La bonne réaction consiste donc à croiser plusieurs indices : la saison, l’aspect précis du feuillage, la vigueur des nouvelles pousses et l’humidité du sol. On vous explique comment différencier une coloration saisonnière d’un problème de pH, d’arrosage ou de santé du plant.

En bref, ce qu’il faut savoir :

  • En automne, un feuillage rouge, orange ou pourpre est généralement normal : le myrtillier est un arbuste caduc qui se prépare à perdre ses feuilles.
  • Au printemps ou en été, observez également la croissance, l’humidité du sol et l’aspect des feuilles avant de conclure à une carence.
  • Ne modifiez pas brutalement le pH et n’ajoutez pas plusieurs traitements à la fois : commencez par mesurer le sol et corriger la cause la plus probable.

En automne, les feuilles rouges du myrtillier sont normales

Le myrtillier arbustif cultivé dans nos jardins est généralement un Vaccinium corymbosum. Son feuillage vert change naturellement de couleur avant de tomber. Selon la variété et les températures, les feuilles peuvent devenir orange, rouge sombre ou pourpres.

Ce changement de couleur apparaît le plus souvent à la fin de l’été ou au cours de l’automne. La chlorophylle, responsable de la couleur verte, diminue progressivement. D’autres pigments présents dans les feuilles, notamment les anthocyanes, deviennent alors plus visibles.

Si la teinte rouge concerne l’ensemble de l’arbuste, que les températures baissent et que les feuilles finissent par tomber normalement, aucune intervention n’est nécessaire. Le plant entre simplement dans sa période de repos.

Observez tout de même les jeunes pousses et les tiges. Une coloration automnale uniforme n’a pas le même aspect que de petites taches rouges ou brunes localisées sur quelques feuilles.

Pourquoi les feuilles du myrtillier deviennent-elles rouges au printemps ou en été ?

Une coloration rouge au printemps ou en été mérite davantage d’attention, mais elle ne permet toujours pas de poser un diagnostic à elle seule. La transplantation, le froid, une période très chaude, la sécheresse ou un problème racinaire peuvent provoquer une réaction assez proche.

Avant d’ajouter un engrais ou un traitement, vérifiez donc si le myrtillier continue à pousser, si les feuilles restent souples et si la terre est correctement humide.

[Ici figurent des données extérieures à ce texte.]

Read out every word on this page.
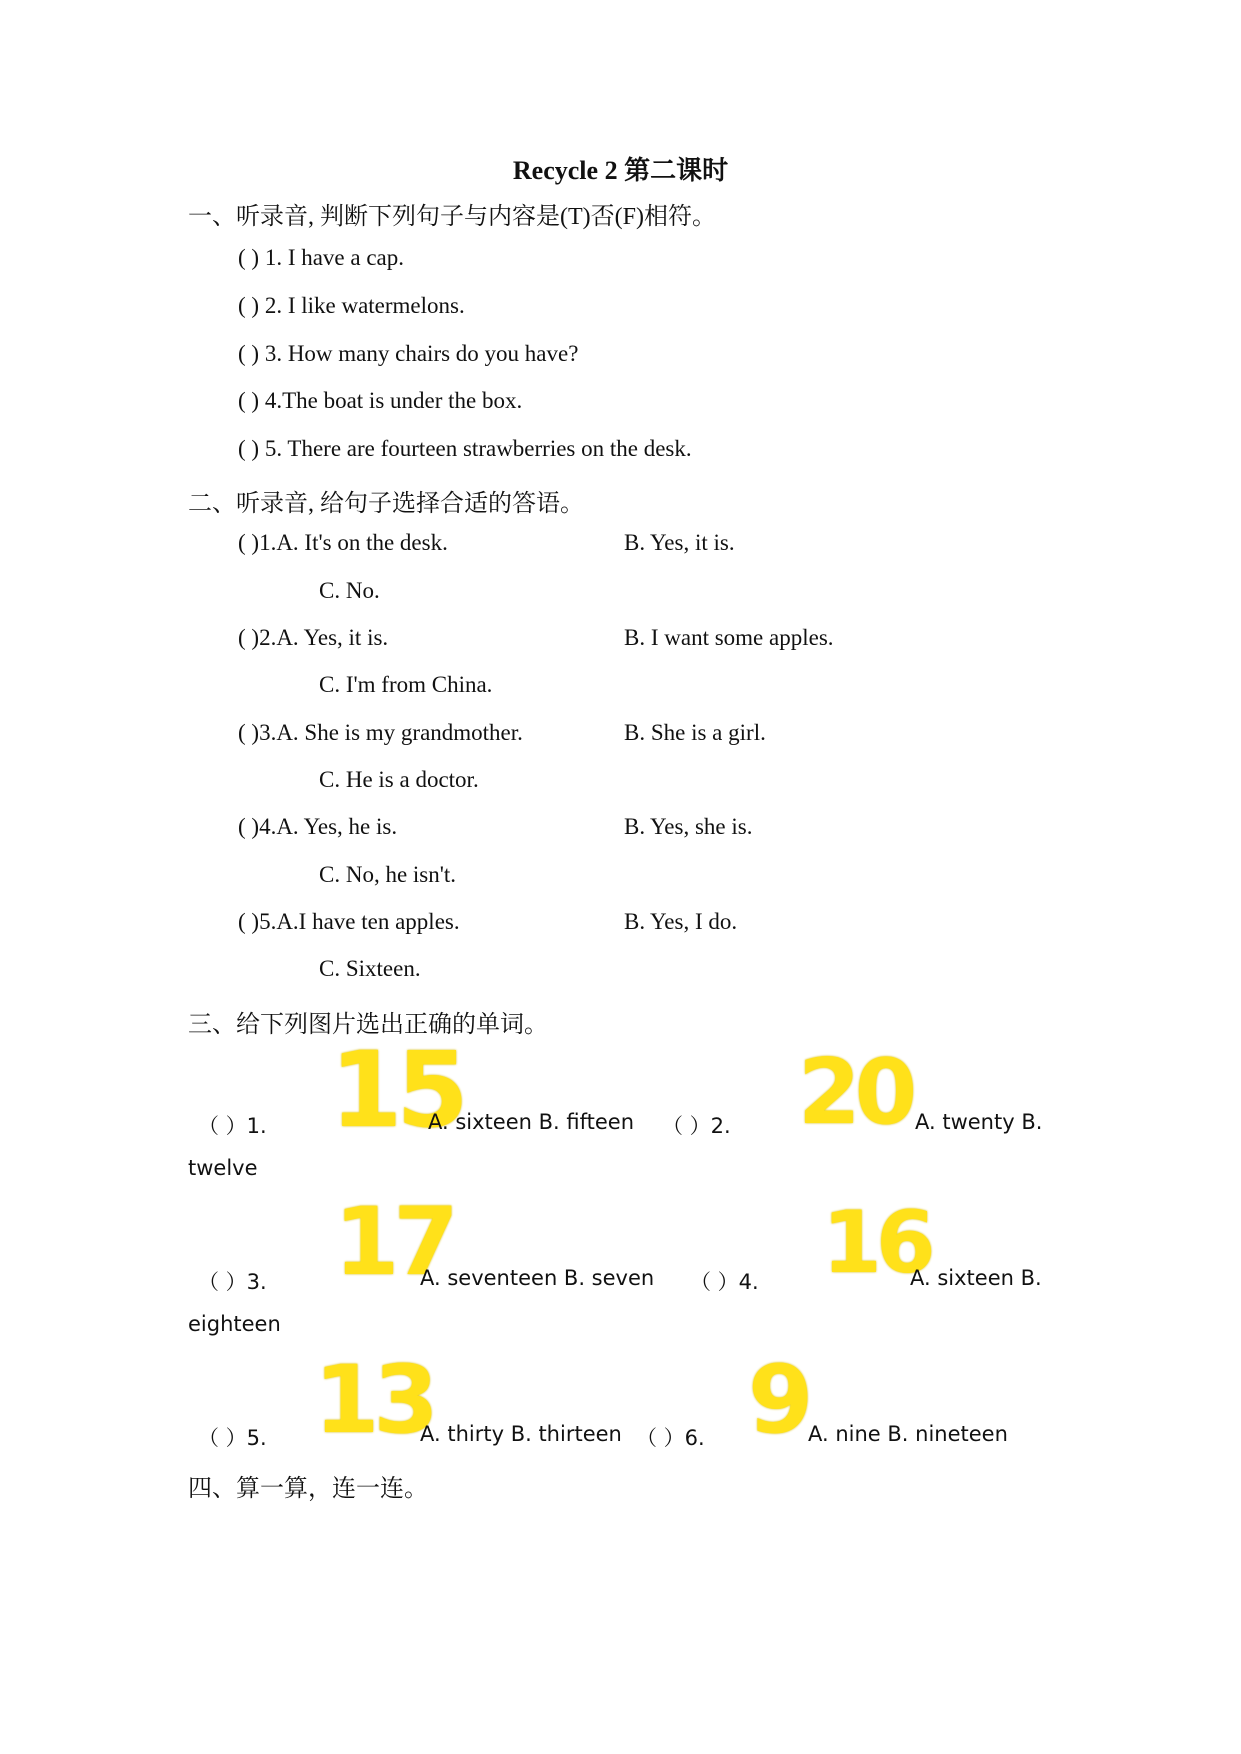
Recycle 2 第二课时
一、听录音, 判断下列句子与内容是(T)否(F)相符。
( ) 1. I have a cap.
( ) 2. I like watermelons.
( ) 3. How many chairs do you have?
( ) 4.The boat is under the box.
( ) 5. There are fourteen strawberries on the desk.
二、听录音, 给句子选择合适的答语。
( )1.A. It's on the desk.	B. Yes, it is.
C. No.
( )2.A. Yes, it is.	B. I want some apples.
C. I'm from China.
( )3.A. She is my grandmother.	B. She is a girl.
C. He is a doctor.
( )4.A. Yes, he is.	B. Yes, she is.
C. No, he isn't.
( )5.A.I have ten apples.	B. Yes, I do.
C. Sixteen.
三、给下列图片选出正确的单词。
（ ）1. 15
A. sixteen B. fifteen （ ）2. 20 A. twenty B.
twelve
（ ）3. 17
A. seventeen B. seven （ ）4. 16
A. sixteen B.
eighteen
（ ）5. 13
A. thirty B. thirteen （ ）6. 9 A. nine B. nineteen
四、算一算，连一连。
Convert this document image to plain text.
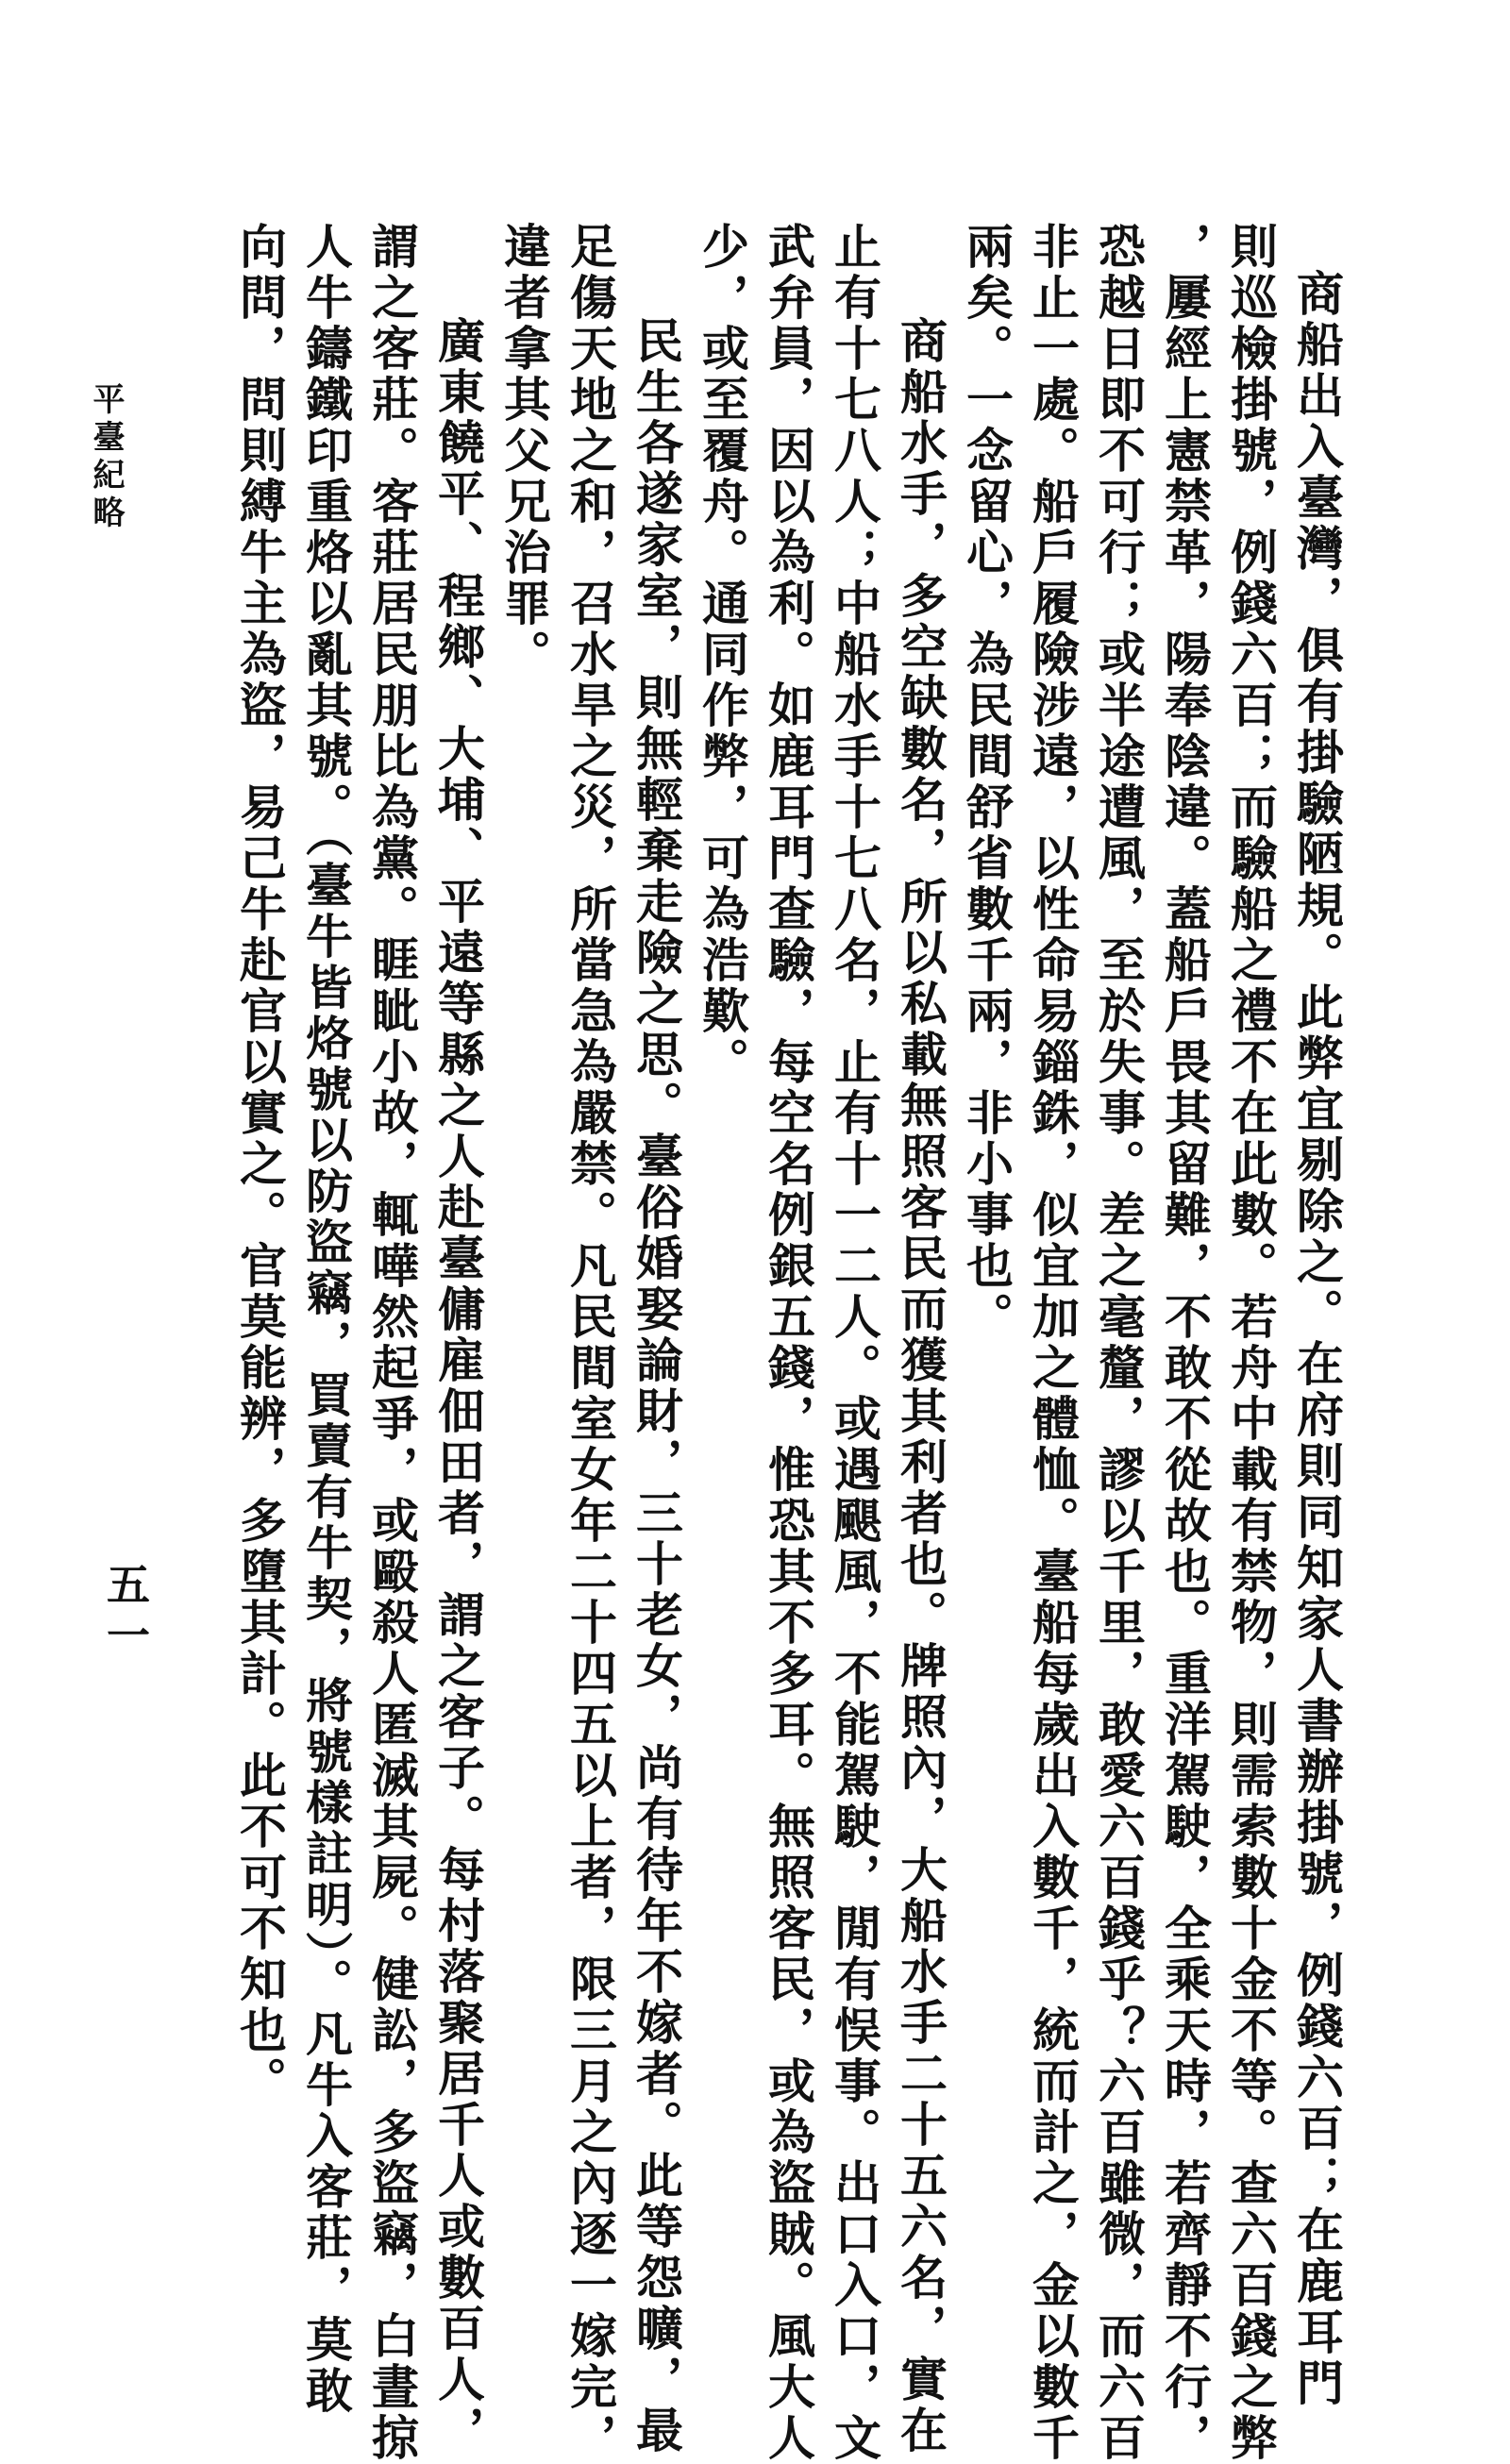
商船出入臺灣，俱有掛驗陋規。此弊宜剔除之。在府則同知家人書辦掛號，例錢六百；在鹿耳門
則巡檢掛號，例錢六百；而驗船之禮不在此數。若舟中載有禁物，則需索數十金不等。查六百錢之弊
，屢經上憲禁革，陽奉陰違。蓋船戶畏其留難，不敢不從故也。重洋駕駛，全乘天時，若齊靜不行，
恐越日即不可行；或半途遭風，至於失事。差之毫釐，謬以千里，敢愛六百錢乎？六百雖微，而六百
非止一處。船戶履險涉遠，以性命易錙銖，似宜加之體恤。臺船每歲出入數千，統而計之，金以數千
兩矣。一念留心，為民間舒省數千兩，非小事也。
商船水手，多空缺數名，所以私載無照客民而獲其利者也。牌照內，大船水手二十五六名，實在
止有十七八人；中船水手十七八名，止有十一二人。或遇颶風，不能駕駛，閒有悮事。出口入口，文
武弁員，因以為利。如鹿耳門查驗，每空名例銀五錢，惟恐其不多耳。無照客民，或為盜賊。風大人
少，或至覆舟。通同作弊，可為浩歎。
民生各遂家室，則無輕棄走險之思。臺俗婚娶論財，三十老女，尚有待年不嫁者。此等怨曠，最
足傷天地之和，召水旱之災，所當急為嚴禁。凡民間室女年二十四五以上者，限三月之內逐一嫁完，
違者拿其父兄治罪。
廣東饒平、程鄉、大埔、平遠等縣之人赴臺傭雇佃田者，謂之客子。每村落聚居千人或數百人，
謂之客莊。客莊居民朋比為黨。睚眦小故，輒嘩然起爭，或毆殺人匿滅其屍。健訟，多盜竊，白晝掠
人牛鑄鐵印重烙以亂其號。（臺牛皆烙號以防盜竊，買賣有牛契，將號樣註明）。凡牛入客莊，莫敢
向問，問則縛牛主為盜，易己牛赴官以實之。官莫能辨，多墮其計。此不可不知也。
平臺紀略
五一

Un plant récemment installé peut simplement être stressé

Un myrtillier acheté en jardinerie peut passer rapidement d’un environnement protégé à un emplacement plus froid, plus lumineux ou plus venteux. Ses feuilles peuvent alors rougir quelques jours ou quelques semaines après la plantation.

Observez surtout ce qui se passe ensuite. Si les pousses continuent à se développer, que les feuilles restent souples et que l’arbuste ne se dégarnit pas, ce changement est probablement temporaire.

Évitez alors d’enchaîner rempotage, fertilisation et déplacement. Maintenez simplement une humidité régulière et laissez au système racinaire le temps de s’installer.

Un retour de froid printanier peut provoquer une réaction similaire. La différence entre la température de la jardinerie et celle du jardin suffit parfois à faire apparaître des nuances rouges, sans que le plant soit réellement malade.

Un pH du sol trop élevé peut bloquer certains nutriments

Le myrtillier a besoin d’un sol nettement plus acide que la majorité des plantes du jardin. Un pH du sol situé autour de 4,5 à 5,5 lui permet généralement d’assimiler correctement les nutriments dont il a besoin.

Dans une terre calcaire ou insuffisamment acide, certains éléments, notamment le fer, deviennent plus difficiles à absorber. La plante peut alors ralentir sa croissance et présenter une décoloration des feuilles.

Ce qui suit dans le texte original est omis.